There’s much more to this bill than meets the eye. For the nitty-gritty background, Zach Carter did an excellent job earlier of sorting out some of the real players in The Spoilsmen: How Congress Corrupted Patent Reform, but as biotechnology and GMO’s were not mentioned, I suspect we will be seeing the ramifications over time. “Congress has lost any capacity to piece together these private interests into a public-welfare-promoting change to the patent system,” says Christopher Sprigman, an intellectual property expert at the University of Virginia Law School. “It’s really not about optimization anymore, it’s about which faction is going to win out.”

Today, the patent bill looks like a scorecard tallying points for powerful corporations: a win for pharmaceutical companies whose monopolies are driving up Medicare costs; a win for Wall Street’s battle against check-processing patents; a loss for tech giants who had hoped to curb costly lawsuits.

Left out of the tally is the public, even as the economic landscape for American families grows darker. Historian Richard Hofstadter famously observed that Congress during the Gilded Age busied itself with dividing the nation’s spoils among the rich and powerful.

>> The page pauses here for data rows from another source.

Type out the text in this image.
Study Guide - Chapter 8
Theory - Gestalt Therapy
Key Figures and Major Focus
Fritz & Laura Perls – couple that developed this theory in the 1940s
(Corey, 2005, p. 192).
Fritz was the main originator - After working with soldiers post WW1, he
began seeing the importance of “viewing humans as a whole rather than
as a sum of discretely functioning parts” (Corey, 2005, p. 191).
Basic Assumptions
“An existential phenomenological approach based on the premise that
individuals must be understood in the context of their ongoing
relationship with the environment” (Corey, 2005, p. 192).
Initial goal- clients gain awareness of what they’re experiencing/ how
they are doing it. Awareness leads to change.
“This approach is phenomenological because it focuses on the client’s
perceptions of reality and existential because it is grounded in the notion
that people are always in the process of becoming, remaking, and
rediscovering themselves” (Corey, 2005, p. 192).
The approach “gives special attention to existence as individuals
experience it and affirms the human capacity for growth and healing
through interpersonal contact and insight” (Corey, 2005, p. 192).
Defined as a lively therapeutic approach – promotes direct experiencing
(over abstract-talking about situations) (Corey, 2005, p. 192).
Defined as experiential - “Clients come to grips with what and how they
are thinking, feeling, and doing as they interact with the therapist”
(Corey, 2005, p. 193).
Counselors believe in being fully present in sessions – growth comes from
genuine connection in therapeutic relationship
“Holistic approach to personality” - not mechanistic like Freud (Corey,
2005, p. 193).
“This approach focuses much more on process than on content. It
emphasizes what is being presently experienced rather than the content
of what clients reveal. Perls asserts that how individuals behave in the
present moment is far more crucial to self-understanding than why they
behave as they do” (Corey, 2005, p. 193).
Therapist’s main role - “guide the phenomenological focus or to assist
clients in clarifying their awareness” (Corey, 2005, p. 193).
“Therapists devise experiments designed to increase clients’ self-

But as the current patent struggle suggests, the spoilsmen are back and Washington is once again an arbiter of who lands the lucre.

If our lawmakers were working for the American people, they might consider separating patent law to give “a different intellectual property model for drugs: direct government-funded research and no patents” as suggested by economist Dean Baker.

“Americans spent $250 billion on prescription drugs in 2009, but would have spent just $25 billion had all drugs been sold as generics, meaning without patent protections. The companies, of course, oppose such a system, since they have no interest in losing the patent money.” Of course they do, because they have forgotten who buys their products and don’t seem to realize that we can’t afford to pay their prices! “The current intellectual property regime is good at protecting drug patents, but not particularly good at promoting public health. The United States is the only country in the world that grants pharmaceutical monopolies without also regulating the price of patented drugs.”

Intellectual property laws do not simply exist to ensure that inventors get rich. The idea is to promote social welfare by encouraging new ideas. A system that fosters a new idea whose benefits are unavailable to most people does little to move society forward. The U.S. Constitution takes an explicitly pragmatic approach, granting Congress the power to issue patents, “To promote the Progress of Science and useful Arts.”

Another idea is from Aidan Hollis, an economist at the University of Calgary, who has proposed a world “Health Impact Fund, which would pay pharmaceutical firms based on the public health value of new medicines. In return, companies would agree to sell their drugs at cost, ensuring the broadest access possible. The plan would require about $6 billion to get off the ground, but would not actually limit pharmaceutical company profits — just reshuffle those profits toward more productive endeavors.”

Under the current bill, “companies also have incentives to develop new drugs that cater to the wealthy. “Tuberculosis, for instance, is incredibly important, but it’s not very profitable, because most of the people who have tuberculosis are poor.”

As populations explode and economies implode, solutions to our problems will continue to require more effort from our legislators than to just ask corporations for a wish list, ramble through it collecting campaign donations for ten years and then call it a jobs bill.

To move forward, to improve the quality of life for Americans and people around the world, we need for our leaders to pay attention to those experts who can and will promote the benefits of creative shifts in thinking. This bill is a poster child for corporate control and government incompetence.